Multiple nodes can be deployed under the same job allocation
No need for queueing subjobs more on HyperQueue

# Specify a location for the HyperQueue server
export HQ_SERVER_DIR=${PWD}/hq-server-${SLURM_JOB_ID}
mkdir -p "${HQ_SERVER_DIR}"

# Start the server in the background (&) and wait until it has started
hq server start &
until hq job list &>/dev/null ; do sleep 1 ; done

# Start the workers in the background and wait for them to start
srun --overlap --cpu-bind=none --mpi=none hq worker start --cpus=${SLURM_CPUS_PER_TASK} &
hq worker wait "${SLURM_NTASKS}"

# Ensure Nextflow uses the right executor and knows how much it can submit
echo "executor {
  queueSize = $(( 40*SLURM_NNODES ))
  name = 'hq'
  cpus = $(( 40*SLURM_NNODES ))
}" >> nextflow.config

nextflow run <newtflow.nf> <options>

# Wait for all jobs to finish, then shut down the workers and server
hq job wait all
hq worker stop all
hq server stop

Getting started with Snakemake at CSC

Use pre-installed Snakemake as a module:
- Puhti: module load snakemake/version
- LUMI :
  - module use /appl/local/csc/modulefiles/
  - module load snakemake/8.4.6
Do your own installations
- tykky container wrapper/pip installation in user space
Install your application stack:
- Local installations (as modules or custom installations)
- Docker engine (Not possible)
- Singularity/Apptainer
- Conda (Not supported at CSC)

Deploying Snakemake with native slurm executor

Syntax for slurm executor depends on Snakemake version/plugin
Submits a job to cluster for each rule
Not for large number of small sub-job steps (<30 min)

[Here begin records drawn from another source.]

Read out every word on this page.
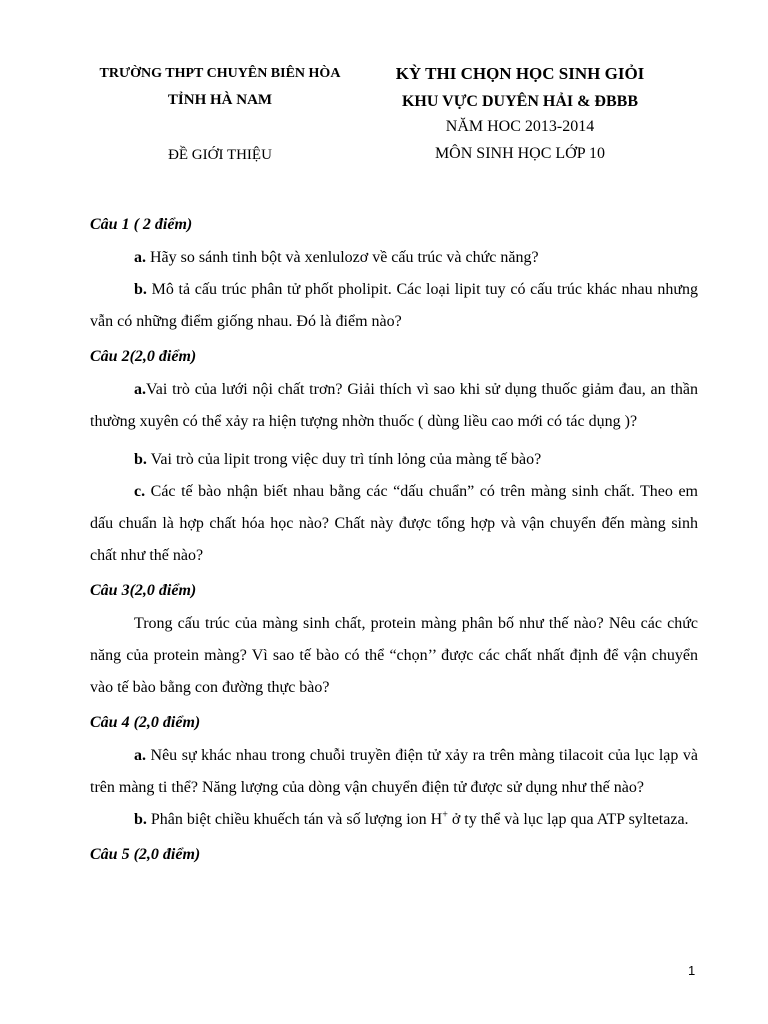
TRƯỜNG THPT CHUYÊN BIÊN HÒA
TỈNH HÀ NAM
ĐỀ GIỚI THIỆU
KỲ THI CHỌN HỌC SINH GIỎI
KHU VỰC DUYÊN HẢI & ĐBBB
NĂM HOC 2013-2014
MÔN SINH HỌC LỚP 10
Câu 1 ( 2 điểm)

a. Hãy so sánh tinh bột và xenlulozơ về cấu trúc và chức năng?

b. Mô tả cấu trúc phân tử phốt pholipit. Các loại lipit tuy có cấu trúc khác nhau nhưng vẫn có những điểm giống nhau. Đó là điểm nào?

Câu 2(2,0 điểm)

a.Vai trò của lưới nội chất trơn? Giải thích vì sao khi sử dụng thuốc giảm đau, an thần thường xuyên có thể xảy ra hiện tượng nhờn thuốc ( dùng liều cao mới có tác dụng )?

b. Vai trò của lipit trong việc duy trì tính lỏng của màng tế bào?

c. Các tế bào nhận biết nhau bằng các “dấu chuẩn” có trên màng sinh chất. Theo em dấu chuẩn là hợp chất hóa học nào? Chất này được tổng hợp và vận chuyển đến màng sinh chất như thế nào?

Câu 3(2,0 điểm)

Trong cấu trúc của màng sinh chất, protein màng phân bố như thế nào? Nêu các chức năng của protein màng? Vì sao tế bào có thể “chọn’’ được các chất nhất định để vận chuyển vào tế bào bằng con đường thực bào?

Câu 4 (2,0 điểm)

a. Nêu sự khác nhau trong chuỗi truyền điện tử xảy ra trên màng tilacoit của lục lạp và trên màng ti thể? Năng lượng của dòng vận chuyển điện tử được sử dụng như thế nào?

b. Phân biệt chiều khuếch tán và số lượng ion H+ ở ty thể và lục lạp qua ATP syltetaza.

Câu 5 (2,0 điểm)
1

module load snakemake/8.4.6

snakemake -s Snakefile --jobs 1 \
 --latency-wait 60 \
 --executor cluster-generic \
 --cluster-generic-submit-cmd "sbatch --time 10 \
 --account=project_xxxx --job-name=hello-world \
 --tasks-per-node=1 --cpus-per-task=1 --mem-per-cpu=4000 --partition=test"

 or

snakemake --jobs 1  -s Snakefile \
--executor slurm --default-resources \
slurm_account=project_xxxx slurm_partition=test

Submit Snakemake as a batch job

One can request more resources if needed
All rules are run in the same job allocation

#!/bin/bash
#SBATCH --job-name=myTest
#SBATCH --account=project_xxxxx
#SBATCH --time=00:10:00
#SBATCH --mem-per-cpu=2G
#SBATCH --partition=test
#SBATCH --cpus-per-task=4

module load snakemake/8.4.6
snakemake -s Snakefile --use-singularity --jobs 4

Running Snakemake using HyperQueue executor

Useful for high-throughput jobs
Multiple nodes can be deployed under the same job allocation
No need for queueing jobs
Documentation on HyperQueue usage

Good practices for running HT workflows (1/3)

Avoid unnecessary reads and writes of data on Lustre file system to improve I/O performance
- If unavoidable, use fast local NVMe disk, not Lustre (i.e. /scratch)
Don’t run too many/short job steps – they will bloat Slurm accounting DB
- Avoid slurm scheduler
Don’t run too long jobs without a restarting option.

Good practices for running HT workflows (2/3)

Don’t use Conda installations on Lustre (/projappl, /scratch, $HOME)
- Containerize Conda environments instead to improve performance
Don’t create a lot of files, especially within a single folder
If you’re creating 10 000+ files, you should probably rethink your workflow
Consider removing temporary files after job is finished
Whenever possible, separate serial jobs from parallel ones for efficient usage of resourses.

Good practices for running HT workflows (3/3)

Use version control of tools for reproducibility
Use containers for easy portability
Set singularity/Apptainer cache directory to scratch folder (to avoid blowing up home directory)
Avoid big databases on Lustre or any databases inside of a container
If you are downloading lot of data on the fly in your workflow, try to stage it locally.